6 Ocak 2021 Çarşamba

Sosyal ağlara reklam yasağı yolda… Adım adım kapanmaya doğru gidiliyor

Türkiye’de temsilcilik bulundurması zorunlu tutulan sosyal medya platformlarına verilen üçüncü 30 günlük cezada sona gelindi. Sırada 3 aylık reklam yasağı var…

BOLD– Yapılan yasal değişiklikle Trükiye’de temsilci bulundurmaya zorlanan Facebook, Twitter ve TikTok gibi sosyla medya platformlarına verilen üçüncü cezanın da süresi bitiyor. Dördüncü aşamada 3 aylık reklam yasağı söz konusu olacak… Türkiye adım adım dünyanın geri kalanından soyutlanmaya gidiyor.

REKLAM YASAĞI BAŞLIYOR

Türkiye’den günlük erişimi 1 milyonu aşan yurt dışı merkezli sosyal ağ sağlayıcılarının temsilcilik açmalarını zorunlu kılan düzenleme üç ay önce yürürlüğe girdi. Türkiye’de temsilcilik açmamaları nedeniyle ilk aşamada 10 milyon lira, ikinci aşamada 30 milyon lira olmak üzere toplam 40 milyon TL para cezası uygulanan Facebook, Twitter ve TikTok gibi dünyanın önde gelen sosyal medya platformları şimdi ise reklam yasağıyla karşı karşıya kaldı. Bir sonraki aşama ise bant genişliğinin yüzde 90 daraltılması olacak ki bu da fiilen engelleme anlamına geliyor.

REKLAM OLMAZSA NEDEN TÜRKİYE’DE KALSINLAR?

Duvar’dan Serkan Alan’ın haberine göre reklam yasağının Türkiye’den reklam veren şirketlerin hiçbir reklamını göremeyecekleri anlamına geldiğini belirten Alternatif Bilişim Derneği Başkanı Faruk Çayır’a göre reklam veren şirketler bu platformlardan geri çekilmek zorunda bırakılacak.

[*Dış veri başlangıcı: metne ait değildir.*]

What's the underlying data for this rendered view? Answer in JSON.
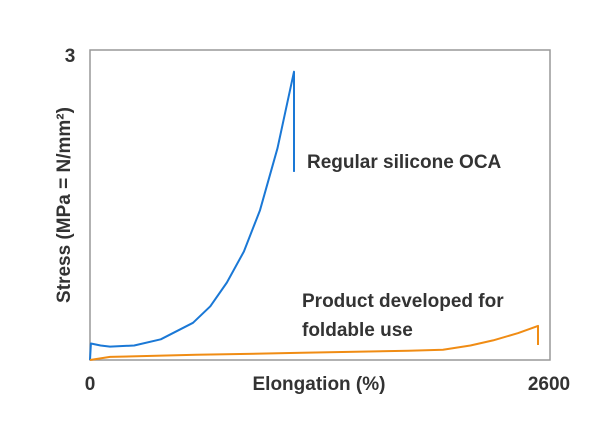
{
  "chart_data": {
    "type": "line",
    "title": "",
    "xlabel": "Elongation (%)",
    "ylabel": "Stress (MPa = N/mm²)",
    "xlim": [
      0,
      2600
    ],
    "ylim": [
      0,
      3
    ],
    "x_tick_labels": [
      "0",
      "2600"
    ],
    "y_tick_labels": [
      "3"
    ],
    "grid": false,
    "colors": {
      "regular": "#1a78d6",
      "product": "#f08c14"
    },
    "series": [
      {
        "name": "Regular silicone OCA",
        "points": [
          [
            0,
            0
          ],
          [
            5,
            0.16
          ],
          [
            60,
            0.14
          ],
          [
            113,
            0.13
          ],
          [
            250,
            0.14
          ],
          [
            400,
            0.2
          ],
          [
            582,
            0.36
          ],
          [
            680,
            0.52
          ],
          [
            774,
            0.75
          ],
          [
            870,
            1.05
          ],
          [
            961,
            1.45
          ],
          [
            1060,
            2.05
          ],
          [
            1153,
            2.79
          ],
          [
            1153,
            1.82
          ]
        ]
      },
      {
        "name": "Product developed for foldable use",
        "points": [
          [
            0,
            0
          ],
          [
            113,
            0.03
          ],
          [
            600,
            0.05
          ],
          [
            1200,
            0.07
          ],
          [
            1800,
            0.09
          ],
          [
            1995,
            0.1
          ],
          [
            2150,
            0.14
          ],
          [
            2278,
            0.19
          ],
          [
            2420,
            0.26
          ],
          [
            2532,
            0.33
          ],
          [
            2532,
            0.145
          ]
        ]
      }
    ],
    "annotations": [
      "Regular silicone OCA",
      "Product developed for",
      "foldable use"
    ]
  }
}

Sosyal medya platformlarının reklamlardan para kazandığını, reklam yasağının ardından Türkiye’de varlıklarını devam ettirmeme kararı alabileceklerini belirten Çayır, konuyla ilgili olarak “Reklamlar olmayınca bu platformların Türkiye’de devam etmelerinin bir anlamı kalmayacak. Bu cezayla sosyal medya platformlarını Türkiye’den çekilmeye zorluyorlar. Reklam olmayınca para kazanamayacaklar, gelir elde edemeyecekler ve çekilecekler. Sosyal medya şirketleri reklamdan gelir elde edemeyince ya uygulamalarını paralı hale getirecekler ya da kapatacaklar. Paralı hale getirmelerinin de bir anlamı yok çünkü bir süre sonra temsilcilik açmazlarsa bant daraltmayla karşı karşıya kalacaklar ve yine kapamaya doğru süreç gidecek.” açıklamasında bulundu.

KOBİLER İÇİN ZOR GÜNLER

Faruk Çayır’ın dikkat çektiği bir diğer konu ise KOBİ ve şirketlerin durumu. İnternetten alışveriş kültürünün yaygınlaştığı bir dönemde KOBİ’leri sosyal medya yasağından nasıl etkileneceği Çayır tarafından şu sözlerle izah edildi:

“KOBİ’ler reklam veremedikleri için ekonomik olarak dar boğaz ortaya çıkacak. Kendileri bir şirket vasıtasıyla kendi internet sitelerini, e- ticaret sitelerini kuracaklardır ama bundan kimsenin haberi olmayacak. Çünkü yayamayacaklar, insanlar bunu göremeyecek. Reklam yasağının uygulandığı süreçte birçok KOBİ ya da şirket reklam veremediği için zarara uğrayacak. Bir sonraki aşama olan bant daraltmayla insanlar buraya giremediğinde şirketlerin bu platformlara reklam vermesinin bir anlamı da kalmayacak. Ağ daraltıldığında KOBİ’ler de bu platformlarda reklam vermekten vazgeçecekler. VPN ya da başka olasılıklarla bu platformlar kullanılabilir belki ama bu da belli bir kitleyi aşmayacak. İşin açıkçası KOBİ’leri daha zor günler bekliyor.”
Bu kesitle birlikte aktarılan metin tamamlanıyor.